Die Tatsache, dass Muscheln über Augen im weitesten Sinne verfügen, macht sie übrigens zu tödlichen Fallen. Wenn sich die Lichtverhältnisse stark verändern, schließt sich eine Riesenmuschel zum Schutz vor Angreifern – und das mit ziemlicher Kraft. Der Legende nach soll dieses schon so manchem Perlentaucher zum Verhängnis geworden sein, weil sie seine Hand nicht mehr los ließ… Eigentlich natürlich eine prima Vagina Dentata - ich frage mich, ob es wohl Horrorfilme mit Muscheln in der Hauptrolle gibt…

 
*...verschwurbelte Sätze, hm?! Fang du mir an zu bloggen...

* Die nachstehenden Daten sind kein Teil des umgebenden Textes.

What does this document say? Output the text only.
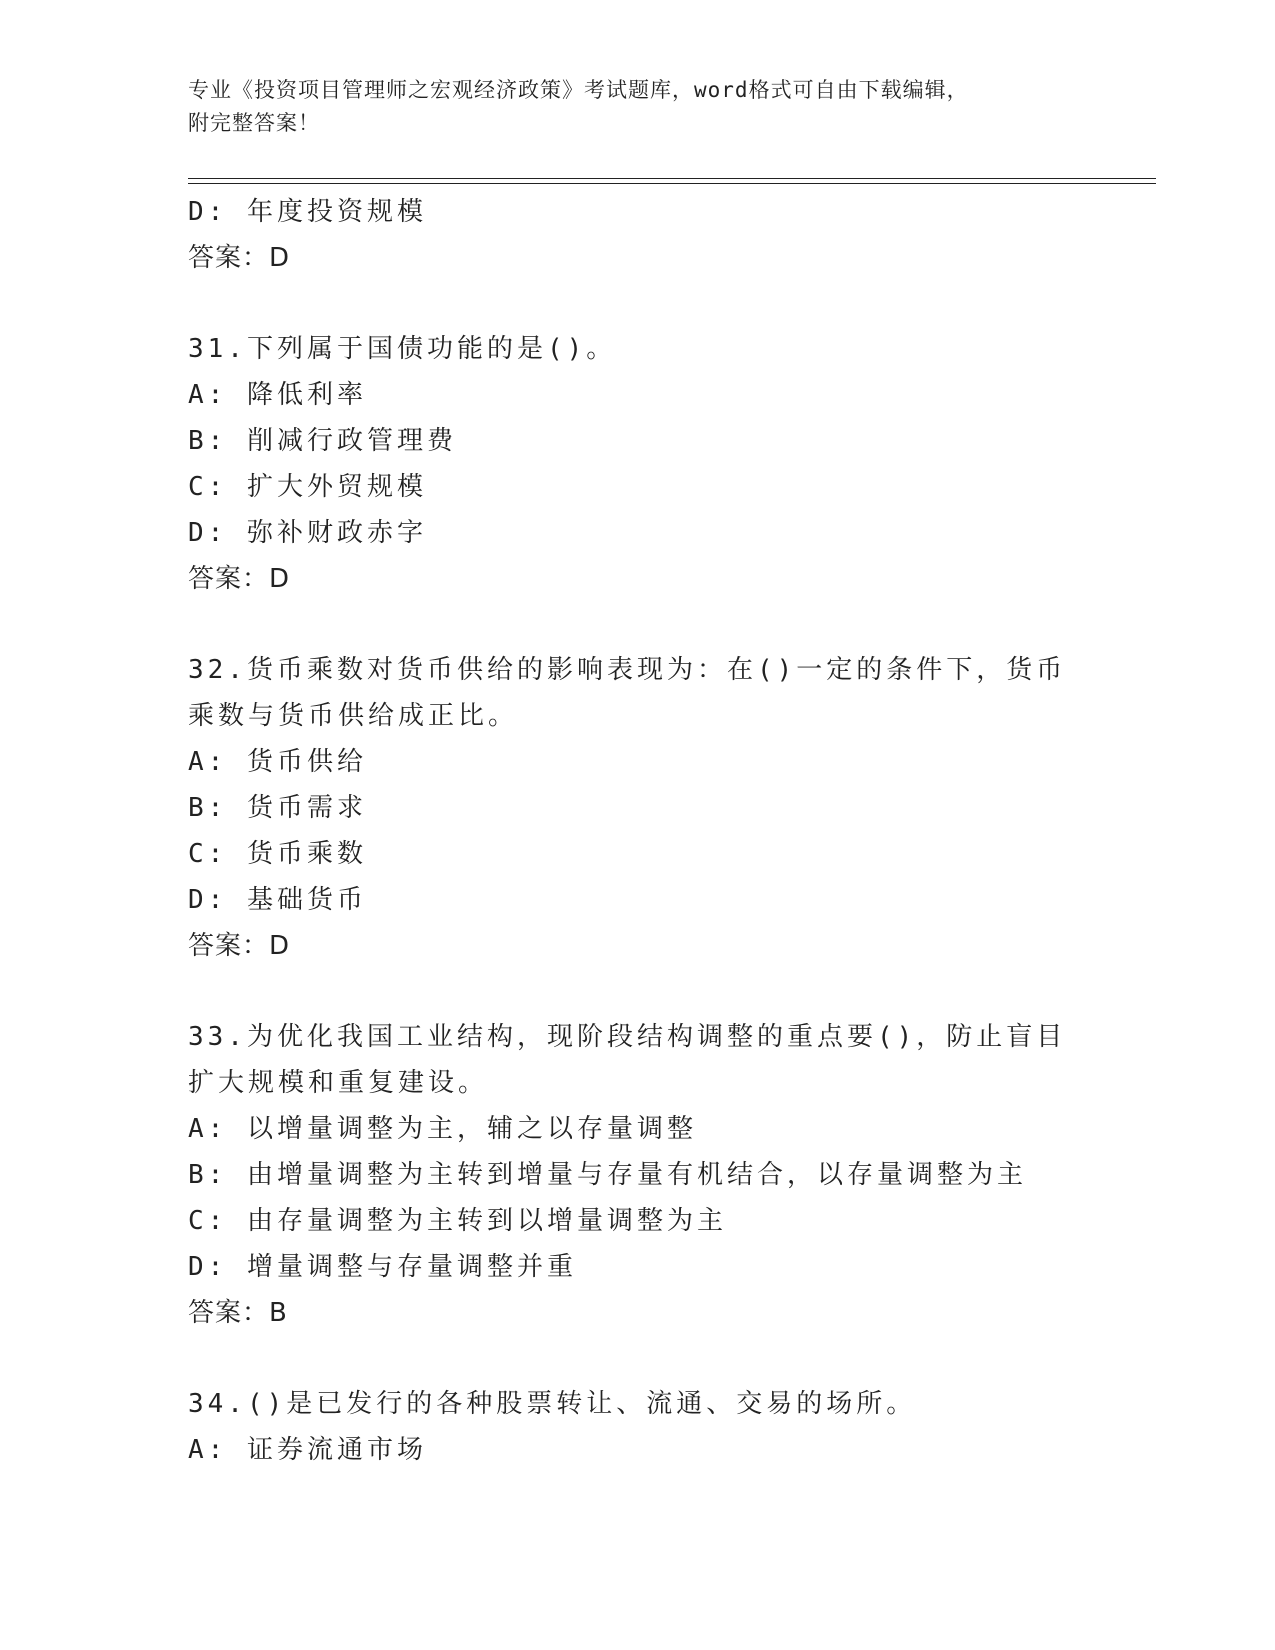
专业《投资项目管理师之宏观经济政策》考试题库，word格式可自由下载编辑，
附完整答案！
D: 年度投资规模
答案：D
31.下列属于国债功能的是()。
A: 降低利率
B: 削减行政管理费
C: 扩大外贸规模
D: 弥补财政赤字
答案：D
32.货币乘数对货币供给的影响表现为：在()一定的条件下，货币乘数与货币供给成正比。
A: 货币供给
B: 货币需求
C: 货币乘数
D: 基础货币
答案：D
33.为优化我国工业结构，现阶段结构调整的重点要()，防止盲目扩大规模和重复建设。
A: 以增量调整为主，辅之以存量调整
B: 由增量调整为主转到增量与存量有机结合，以存量调整为主
C: 由存量调整为主转到以增量调整为主
D: 增量调整与存量调整并重
答案：B
34.()是已发行的各种股票转让、流通、交易的场所。
A: 证券流通市场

**George Berkeley (To be is to be perceived)

NH

1 Kommentar:

  1. Na, dann will ich das ungelobte Kind mal kräftig loben. Das ist ein ganz phantastischer Artikel, geistreich, humorvoll, gut eben. Eine dicke Dame? Na, Gott sei Dank! Von diesen halb verhungerten Knochenhaufen gibt es mehr als genug. Ein verhuschtes Mauerblümchen? Huschen ist ein sehr elegante Bewegungsform. Und Mauerblümchen besagt ja schon per definitionem, dass Sie in der Blüte stehen. Eine Zicke erster Güte? Da ist das Lob ja schon in der "ersten Güte" enthalten, also allerhöchste Qualität. Übrigens, wer ständig scheitert, beweist doch, dass er nicht unterzukriegen ist. Weil er/sie es immer wieder neu probiert. Perfekt! Perfektionistin eben. Eine hilfsbereite Nachbarin? Da geht einem doch das Herz auf!

    Gut, das Parkplatzproblem und dieses ewige Überfülltsein. Aber das kenne ich als Eigner "dissoziativer Störungen". Machen Sie das Beste draus. Auf diese Weise haben Sie immer einen interessanten Gesprächspartner.

    Weiter so!

    Liebe Grüße vom (dicken) Drachen

    P.S.: Ich muss voller Scham und Freude eingestehen, dass meine erste Assoziation beim Betrachten des Bildes ebenfalls die Vagina dentata war.